Athlete of the Week: Weber enjoyed helping Polytech become winners

Polytech High senior Blake Weber reached the Henlopen Conference tournament finals at first singles a year ago. Submitted photos

(EDITOR’S NOTE: With the high school spring sports season canceled, we’re going to continue our Athlete of the Week feature with a little different format. We’re going to recognize a downstate senior athlete by sport for their career accomplishments. This week, Polytech High’s Blake Weber won our readers’ poll for boys’ tennis.)

WOODSIDE — Blake Weber didn’t go to Polytech High despite the fact that the Panthers were mediocre in tennis.

He went there partly because they were mediocre.

As a middle schooler in the Caesar Rodney School District, he liked the idea of trying to make a difference.

“I figured, if I go to CR, I’ll just be in the shadows of everybody else,” said Weber. “I wanted to go somewhere to put someone up on the map and build a program.”

Three years later, it’s fair to say that Weber accomplished his goal.

With Weber playing first singles all three seasons, Polytech eventually built its way up to a program-best 11-1 record last spring. The Panthers’ 9-5 mark the year before was the first winning season in school history.

And with Weber one of six seniors on this year’s roster, Polytech’s players were excited to see what they could accomplish this season.

“We were all looking forward to this year,” said Panthers’ coach Laura Reisinger. “He (Weber) and several of his close friends were all on the team together. We had such a solid team and so he was pumped and excited for this season and ready to be a leader in all that. … This was going to be a great ending to his career at Polytech.

“He always made it a team effort,” said the fifth-year coach. “If people started to get too individually focused, he would definitely try to pull them back around and say, ‘Hey, this is what we need for the team.’ He’s always been like that.”

“I was just pushing the guys and trying to get them to have the right mindset,” said Weber. “I take it took seriously sometimes and I’m too hard on them. … (But) when we hit 11-1 last year, I was like, ‘Wow, these guys really grew up in front of me.’”

As the program’s most experienced player, Weber became something of an assistant coach to his teammates.

The 18-year-old Magnolia resident got pretty serious about tennis when he was nine. Both his parents, Nancy and Brett, as well as his grandfather played the sport.

“I used to play baseball when I was a young kid but then I decided it was too boring so I started playing tennis,” said Weber, who went to the Lake Forest School District in grade school.

Weber, whose older brother Brennan played for Polytech, has taken lessons from Rex Williamson for most of his career as well as playing at Sea Colony.

Weber accepted the DTSA team sportsmanship award for the Polytech tennis squad.

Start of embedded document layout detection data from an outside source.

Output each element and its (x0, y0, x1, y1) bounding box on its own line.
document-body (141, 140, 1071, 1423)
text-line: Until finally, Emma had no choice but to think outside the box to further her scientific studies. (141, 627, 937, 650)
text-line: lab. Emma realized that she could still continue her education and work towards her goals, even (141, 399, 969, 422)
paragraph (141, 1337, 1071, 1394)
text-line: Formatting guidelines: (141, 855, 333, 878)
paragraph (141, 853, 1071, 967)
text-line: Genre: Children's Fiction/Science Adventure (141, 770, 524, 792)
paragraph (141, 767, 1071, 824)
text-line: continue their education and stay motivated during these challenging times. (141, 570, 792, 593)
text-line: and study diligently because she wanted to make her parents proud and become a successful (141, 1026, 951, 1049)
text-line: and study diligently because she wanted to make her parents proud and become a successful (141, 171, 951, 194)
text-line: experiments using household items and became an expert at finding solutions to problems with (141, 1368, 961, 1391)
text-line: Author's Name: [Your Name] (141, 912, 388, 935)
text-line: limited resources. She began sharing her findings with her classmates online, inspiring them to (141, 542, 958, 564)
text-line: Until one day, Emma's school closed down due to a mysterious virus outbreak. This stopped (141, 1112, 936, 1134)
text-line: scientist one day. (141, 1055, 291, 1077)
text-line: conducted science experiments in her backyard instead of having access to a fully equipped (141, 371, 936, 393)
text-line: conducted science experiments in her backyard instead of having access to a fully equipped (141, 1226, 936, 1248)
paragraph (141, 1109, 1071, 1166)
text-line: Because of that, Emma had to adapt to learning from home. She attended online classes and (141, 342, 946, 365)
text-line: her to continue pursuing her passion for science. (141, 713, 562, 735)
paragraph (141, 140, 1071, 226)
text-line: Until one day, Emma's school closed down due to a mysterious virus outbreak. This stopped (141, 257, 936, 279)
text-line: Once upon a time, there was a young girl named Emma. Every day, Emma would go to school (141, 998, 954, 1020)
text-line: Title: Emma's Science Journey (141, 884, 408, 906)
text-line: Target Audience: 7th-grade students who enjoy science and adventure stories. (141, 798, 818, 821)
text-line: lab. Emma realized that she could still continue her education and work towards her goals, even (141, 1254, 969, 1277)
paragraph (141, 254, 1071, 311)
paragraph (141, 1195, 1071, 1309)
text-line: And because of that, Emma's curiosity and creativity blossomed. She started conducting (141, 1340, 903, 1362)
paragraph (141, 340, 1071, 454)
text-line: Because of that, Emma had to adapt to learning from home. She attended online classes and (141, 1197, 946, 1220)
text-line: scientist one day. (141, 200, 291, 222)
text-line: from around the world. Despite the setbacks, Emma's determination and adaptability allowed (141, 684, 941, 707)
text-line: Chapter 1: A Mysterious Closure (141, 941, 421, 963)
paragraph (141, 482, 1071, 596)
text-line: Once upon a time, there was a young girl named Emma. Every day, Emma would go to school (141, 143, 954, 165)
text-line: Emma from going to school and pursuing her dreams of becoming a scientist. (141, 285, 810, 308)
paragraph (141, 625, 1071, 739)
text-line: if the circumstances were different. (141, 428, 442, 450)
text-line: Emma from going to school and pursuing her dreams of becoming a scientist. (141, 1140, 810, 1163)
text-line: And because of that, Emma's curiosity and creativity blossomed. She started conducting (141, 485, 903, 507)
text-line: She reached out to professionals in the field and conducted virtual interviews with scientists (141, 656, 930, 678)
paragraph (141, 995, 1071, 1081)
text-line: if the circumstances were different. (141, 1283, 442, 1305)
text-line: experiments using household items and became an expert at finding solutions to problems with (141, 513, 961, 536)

Like the team, Weber’s individual record got better over the last three seasons. He went from 7-7, to 9-5 to 9-3 during the regular season.

Last year, Weber reached the Henlopen Conference finals at first singles before falling to CR’s Rishi Gundakaram, the state runnerup. With state champion Robby Ward of Tower Hill and Gundakaram graduating, the battle for the individual state championship looked fairly wide open this season.

“After getting to the Henlopen finals, it just opened my eyes,” said Weber. “All the hard work kind of paid off.

“The field (this year) was completely open. All the guys I looked up to, they’re gone now. It was all level. For me, it just made me work 10 times harder getting ready for the season.

“I thought, this was an opportunity you can’t just pass up.”

Weber still has his whole life ahead of him to play tennis, of course. He’s going to Delaware Tech in the fall and hoping to make the University of Delaware’s club team.

Weber also wants to get into coaching, probably at the high school level.

So he tries to be philosophical about not playing his senior season because of the coronvirus pandemic.

“You’ve got to control the things that you can control,” said Weber. “The world doesn’t revolve around high school sports so it’s not that big of a problem. But I was definitely upset. I just look forward to getting better and playing in college.”

Now that his high school career is over, Weber is still glad he decided to go to Polytech. He hopes he and his teammates brought a little more respect to the program.

“It made me into the person I am today because it was just like non-stop work that I had to put in,” said Weber. “It was worth everything.”